10. He was often also a god of freedom and friendship
Lacedemonians (more commonly known as Spartans) sacrificed to Eros before battle to bolster their army’s bonds.
11. His name is the source of English words relating to sex and sexuality
Most obviously he gives his name to erotic and erotica.
12. Every month he had a sacred day
Within the fertility cults which worshipped him and Aphrodite, the fourth day of the month was always sacred to Eros. It was also important to Aphrodite, Heracles, and Hermes.
13. He was a gifted artist
His prowess in the creative arts was considered profound. Eros was especially gifted on the flute.
14. Eros’s name was also one of the six types of love understood by Greek philosophers
The words and their Latin equivalents are important sources of many modern English words
|Name/Word||Type of love||Derived words in modern English|
|Agápe / Caritas||Love toward children and family, love toward god or gods||Agapism (Unrelated to the word ‘agape’)|
|Éros||Sexuality and intimacy||Erotic, erotica|
|Philía||Love between friends, love between equals and communities||Bibliophile, philanthropy|
|Storgé||Affection between parents and children or older family members and younger||None|
|Philautía||Self-love. Divided into healthy and unhealthy.||See philia|
|Xenía||Hospitality, guest right, love of strangers||Xenophile, xenophobe|
15. Eros had three other full siblings from Ares and Aphrodite.
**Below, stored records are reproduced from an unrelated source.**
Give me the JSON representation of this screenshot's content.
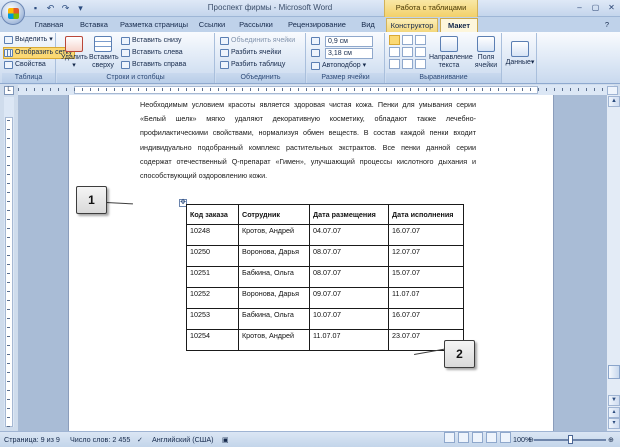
{
  "window": {
    "title": "Проспект фирмы - Microsoft Word",
    "context_title": "Работа с таблицами"
  },
  "tabs": [
    "Главная",
    "Вставка",
    "Разметка страницы",
    "Ссылки",
    "Рассылки",
    "Рецензирование",
    "Вид",
    "Конструктор",
    "Макет"
  ],
  "active_tab": "Макет",
  "ribbon": {
    "table_group": {
      "label": "Таблица",
      "select": "Выделить",
      "show_grid": "Отобразить сетку",
      "properties": "Свойства"
    },
    "rows_cols_group": {
      "label": "Строки и столбцы",
      "delete": "Удалить",
      "insert_above": "Вставить сверху",
      "insert_below": "Вставить снизу",
      "insert_left": "Вставить слева",
      "insert_right": "Вставить справа"
    },
    "merge_group": {
      "label": "Объединить",
      "merge_cells": "Объединить ячейки",
      "split_cells": "Разбить ячейки",
      "split_table": "Разбить таблицу"
    },
    "cell_size_group": {
      "label": "Размер ячейки",
      "height": "0,9 см",
      "width": "3,18 см",
      "autofit": "Автоподбор"
    },
    "alignment_group": {
      "label": "Выравнивание",
      "text_direction": "Направление текста",
      "cell_margins": "Поля ячейки"
    },
    "data_group": {
      "label": "Данные"
    }
  },
  "document": {
    "paragraph": "Необходимым условием красоты является здоровая чистая кожа. Пенки для умывания серии «Белый шелк» мягко удаляют декоративную косметику, обладают также лечебно-профилактическими свойствами, нормализуя обмен веществ. В состав каждой пенки входит индивидуально подобранный комплекс растительных экстрактов. Все пенки данной серии содержат отечественный Q-препарат «Гимен», улучшающий процессы кислотного дыхания и способствующий оздоровлению кожи.",
    "table": {
      "headers": [
        "Код заказа",
        "Сотрудник",
        "Дата размещения",
        "Дата исполнения"
      ],
      "rows": [
        [
          "10248",
          "Кротов, Андрей",
          "04.07.07",
          "16.07.07"
        ],
        [
          "10250",
          "Воронова, Дарья",
          "08.07.07",
          "12.07.07"
        ],
        [
          "10251",
          "Бабкина, Ольга",
          "08.07.07",
          "15.07.07"
        ],
        [
          "10252",
          "Воронова, Дарья",
          "09.07.07",
          "11.07.07"
        ],
        [
          "10253",
          "Бабкина, Ольга",
          "10.07.07",
          "16.07.07"
        ],
        [
          "10254",
          "Кротов, Андрей",
          "11.07.07",
          "23.07.07"
        ]
      ]
    },
    "table_handle_glyph": "✥"
  },
  "callouts": [
    "1",
    "2"
  ],
  "statusbar": {
    "page": "Страница: 9 из 9",
    "words": "Число слов: 2 455",
    "language": "Английский (США)",
    "zoom": "100%"
  },
  "icons": {
    "save": "save-icon",
    "undo": "undo-icon",
    "redo": "redo-icon"
  }
}
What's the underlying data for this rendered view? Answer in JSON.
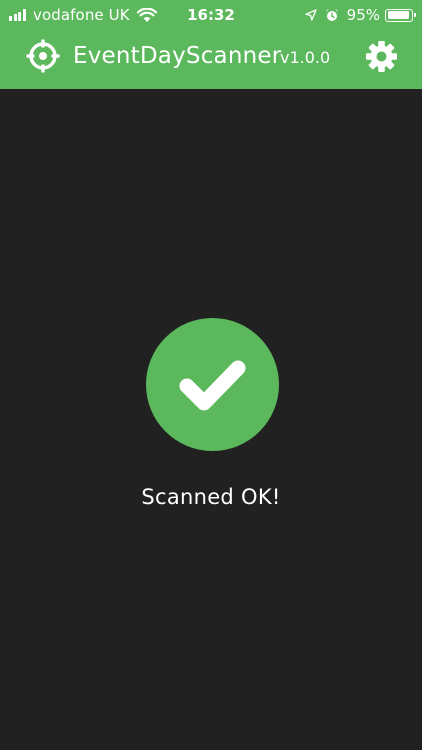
{
  "status_bar": {
    "carrier": "vodafone UK",
    "time": "16:32",
    "battery_percent": "95%",
    "battery_level": 0.95,
    "icons": [
      "signal-bars-icon",
      "wifi-icon",
      "location-arrow-icon",
      "alarm-clock-icon",
      "battery-icon"
    ]
  },
  "app_bar": {
    "title": "EventDayScanner",
    "version": "v1.0.0",
    "left_icon": "crosshair-icon",
    "right_icon": "gear-icon",
    "background_color": "#5cb85c"
  },
  "main": {
    "status_icon": "checkmark-icon",
    "message": "Scanned OK!",
    "success_color": "#5cb85c",
    "background_color": "#212121"
  }
}
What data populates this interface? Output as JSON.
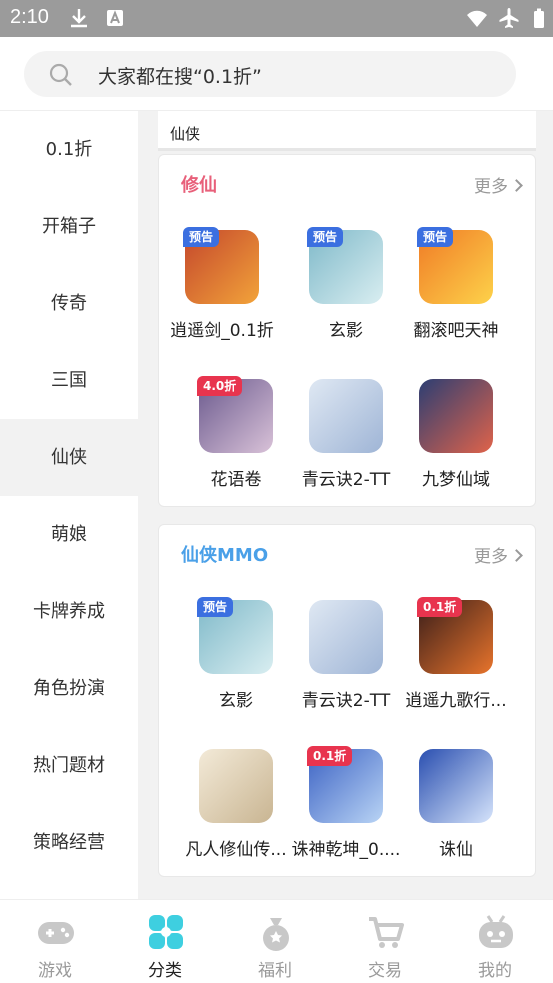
{
  "status_bar": {
    "time": "2:10"
  },
  "search": {
    "placeholder": "大家都在搜“0.1折”"
  },
  "sidebar": {
    "items": [
      {
        "label": "0.1折"
      },
      {
        "label": "开箱子"
      },
      {
        "label": "传奇"
      },
      {
        "label": "三国"
      },
      {
        "label": "仙侠",
        "active": true
      },
      {
        "label": "萌娘"
      },
      {
        "label": "卡牌养成"
      },
      {
        "label": "角色扮演"
      },
      {
        "label": "热门题材"
      },
      {
        "label": "策略经营"
      }
    ]
  },
  "main": {
    "breadcrumb": "仙侠",
    "sections": [
      {
        "title": "修仙",
        "title_color": "#e8607a",
        "more_label": "更多",
        "games": [
          {
            "name": "逍遥剑_0.1折",
            "badge": "预告",
            "badge_style": "blue",
            "colors": [
              "#c4472c",
              "#f2a33a"
            ]
          },
          {
            "name": "玄影",
            "badge": "预告",
            "badge_style": "blue",
            "colors": [
              "#7fb9c9",
              "#d9eef1"
            ]
          },
          {
            "name": "翻滚吧天神",
            "badge": "预告",
            "badge_style": "blue",
            "colors": [
              "#f07b26",
              "#fdd24a"
            ]
          },
          {
            "name": "花语卷",
            "badge": "4.0折",
            "badge_style": "red",
            "colors": [
              "#6b5a8e",
              "#d9c2d8"
            ]
          },
          {
            "name": "青云诀2-TT",
            "badge": "",
            "badge_style": "",
            "colors": [
              "#dfe8f3",
              "#9fb5d6"
            ]
          },
          {
            "name": "九梦仙域",
            "badge": "",
            "badge_style": "",
            "colors": [
              "#2c3e73",
              "#e0634a"
            ]
          }
        ]
      },
      {
        "title": "仙侠MMO",
        "title_color": "#4aa0e8",
        "more_label": "更多",
        "games": [
          {
            "name": "玄影",
            "badge": "预告",
            "badge_style": "blue",
            "colors": [
              "#7fb9c9",
              "#d9eef1"
            ]
          },
          {
            "name": "青云诀2-TT",
            "badge": "",
            "badge_style": "",
            "colors": [
              "#dfe8f3",
              "#9fb5d6"
            ]
          },
          {
            "name": "逍遥九歌行...",
            "badge": "0.1折",
            "badge_style": "red",
            "colors": [
              "#3a1e1a",
              "#e8742c"
            ]
          },
          {
            "name": "凡人修仙传...",
            "badge": "",
            "badge_style": "",
            "colors": [
              "#f3ead8",
              "#c9b592"
            ]
          },
          {
            "name": "诛神乾坤_0....",
            "badge": "0.1折",
            "badge_style": "red",
            "colors": [
              "#3d63c4",
              "#b9d4f5"
            ]
          },
          {
            "name": "诛仙",
            "badge": "",
            "badge_style": "",
            "colors": [
              "#2a4fb0",
              "#d6e4fb"
            ]
          }
        ]
      }
    ]
  },
  "bottom_nav": {
    "tabs": [
      {
        "label": "游戏",
        "icon": "gamepad-icon"
      },
      {
        "label": "分类",
        "icon": "category-icon",
        "active": true
      },
      {
        "label": "福利",
        "icon": "gift-bag-icon"
      },
      {
        "label": "交易",
        "icon": "cart-icon"
      },
      {
        "label": "我的",
        "icon": "profile-robot-icon"
      }
    ]
  },
  "colors": {
    "accent": "#3ecfe0",
    "active_bg": "#f2f2f2",
    "inactive_tab": "#c8c8c8"
  }
}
They were Harmonia, goddess of harmony, and Phobos and Deimos, personifications of fear and dread.
16. Eros (and Cupid) were often depicted with a blindfold
This was to show the blindness of love, such as in the phrase ‘love is blind’, and to emphasise how lovers often act without looking ahead.
17. Christians in the late 8th and early 9th century saw Eros or Cupid as a demon
To them, he was a lustful creature who led men and women astray with the temptation of fornication, a deadly sin.
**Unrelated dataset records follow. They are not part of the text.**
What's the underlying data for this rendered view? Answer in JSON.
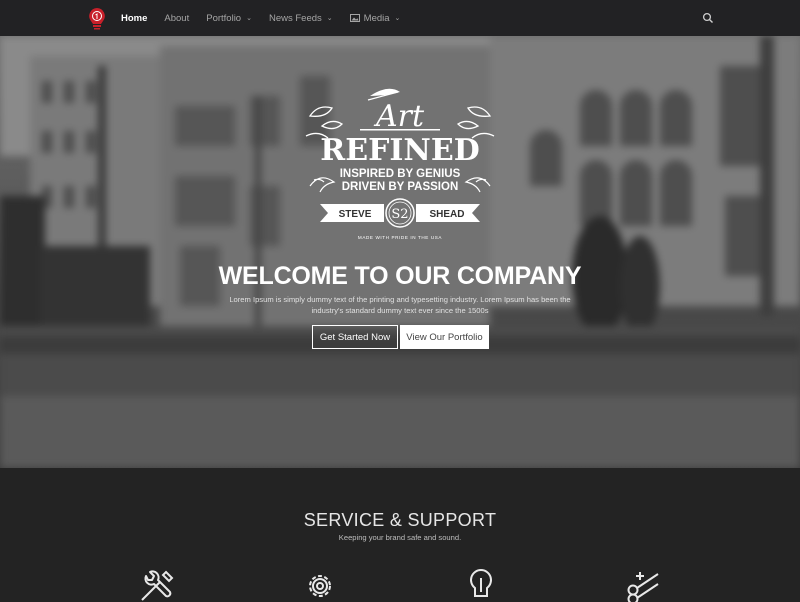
{
  "nav": {
    "items": [
      {
        "label": "Home",
        "active": true,
        "has_caret": false
      },
      {
        "label": "About",
        "active": false,
        "has_caret": false
      },
      {
        "label": "Portfolio",
        "active": false,
        "has_caret": true
      },
      {
        "label": "News Feeds",
        "active": false,
        "has_caret": true
      },
      {
        "label": "Media",
        "active": false,
        "has_caret": true,
        "icon": "image-icon"
      }
    ],
    "search_icon": "search-icon"
  },
  "hero": {
    "badge": {
      "art": "Art",
      "refined": "REFINED",
      "line1": "INSPIRED BY GENIUS",
      "line2": "DRIVEN BY PASSION",
      "left": "STEVE",
      "mono": "S2",
      "right": "SHEAD",
      "tiny": "MADE WITH PRIDE IN THE USA"
    },
    "title": "WELCOME TO OUR COMPANY",
    "text": "Lorem Ipsum is simply dummy text of the printing and typesetting industry. Lorem Ipsum has been the industry's standard dummy text ever since the 1500s",
    "buttons": {
      "primary": "Get Started Now",
      "secondary": "View Our Portfolio"
    }
  },
  "services": {
    "title": "SERVICE & SUPPORT",
    "subtitle": "Keeping your brand safe and sound.",
    "icons": [
      "tools-icon",
      "gear-icon",
      "lightbulb-icon",
      "scissors-icon"
    ]
  },
  "colors": {
    "nav_bg": "#222224",
    "page_bg": "#232323",
    "logo_red": "#c8202a"
  }
}
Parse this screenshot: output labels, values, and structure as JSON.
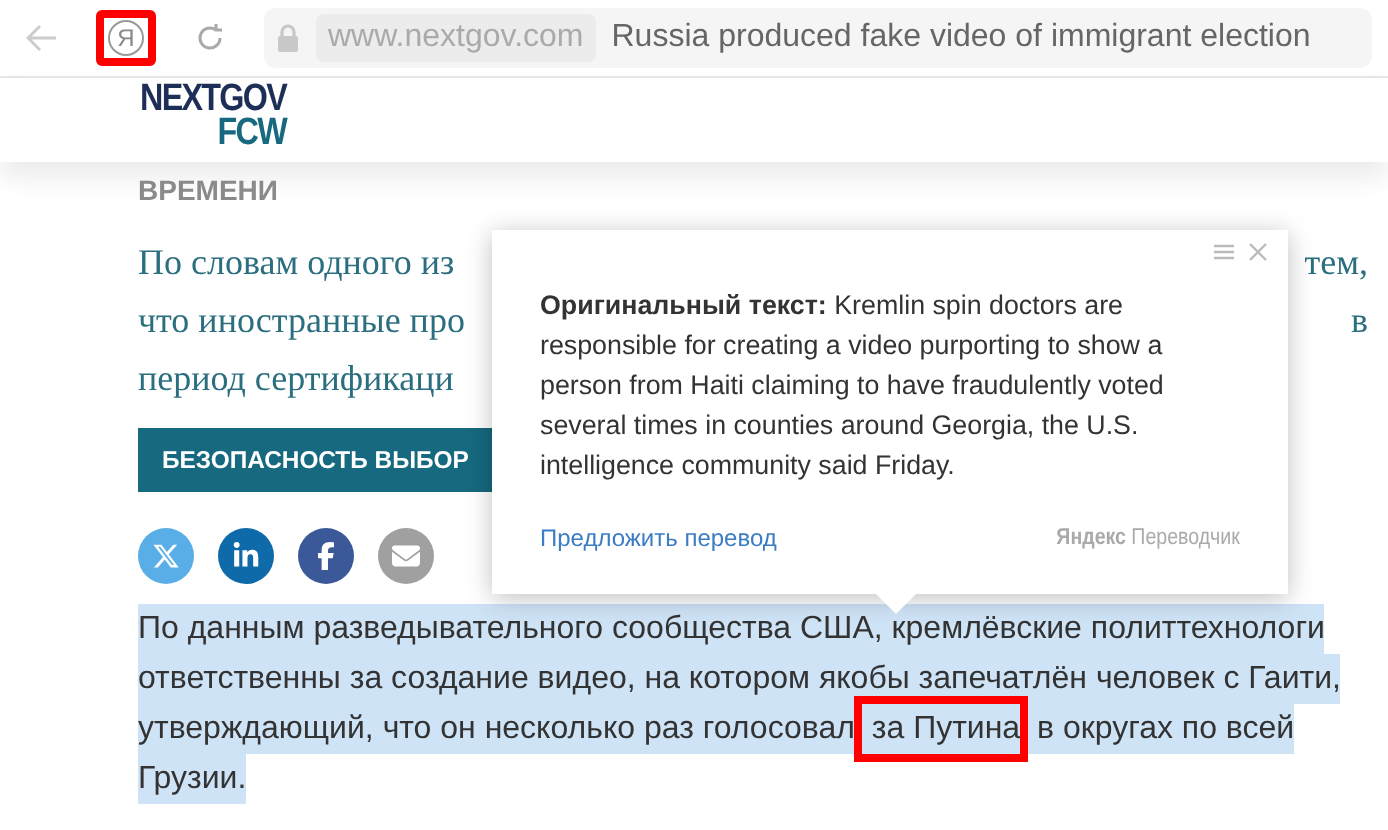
{
  "browser": {
    "yandex_button": {
      "label": "Я",
      "annotated": true
    },
    "url": "www.nextgov.com",
    "tab_title": "Russia produced fake video of immigrant election"
  },
  "logo": {
    "line1": "NEXTGOV",
    "line2": "FCW"
  },
  "section_label": "ВРЕМЕНИ",
  "intro_lines": [
    {
      "left": "По словам одного из",
      "right": "тем,"
    },
    {
      "left": "что иностранные про",
      "right": "в"
    },
    {
      "left": "период сертификаци"
    }
  ],
  "tag_button": "БЕЗОПАСНОСТЬ ВЫБОР",
  "share_buttons": [
    {
      "kind": "x"
    },
    {
      "kind": "linkedin"
    },
    {
      "kind": "facebook"
    },
    {
      "kind": "email"
    }
  ],
  "translation_popup": {
    "label": "Оригинальный текст:",
    "text": "Kremlin spin doctors are responsible for creating a video purporting to show a person from Haiti claiming to have fraudulently voted several times in counties around Georgia, the U.S. intelligence community said Friday.",
    "suggest_link": "Предложить перевод",
    "brand": "Яндекс",
    "brand_product": "Переводчик"
  },
  "selected_paragraph": [
    {
      "segments": [
        {
          "text": "По данным разведывательного сообщества США, кремлёвские политтехнологи",
          "annotated": false
        }
      ]
    },
    {
      "segments": [
        {
          "text": "ответственны за создание видео, на котором якобы запечатлён человек с Гаити,",
          "annotated": false
        }
      ]
    },
    {
      "segments": [
        {
          "text": "утверждающий, что он несколько раз голосовал",
          "annotated": false
        },
        {
          "text": "за Путина",
          "annotated": true
        },
        {
          "text": "в округах по всей",
          "annotated": false
        }
      ]
    },
    {
      "segments": [
        {
          "text": "Грузии.",
          "annotated": false
        }
      ]
    }
  ]
}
18. Eros had a disagreement with Apollo
The two argued, and Eros shot two arrows. One was his love-arrow, with which he hit Apollo, and the other was lead. The lead arrow hit the nymph, Daphne. Apollo pursued Daphne but she did not return his love and did not wish to be ravished by him. As he tried to kiss her, Daphne prayed to her father, who turned her into a laurel tree to escape.
Eros’s name lives on and shapes how we talk about sexuality and erotic desire even until this day. Although he was not an Olympian and was in fact a subordinate of the Olympian goddess of love, his direct involvement in affairs of sex show his importance in rank.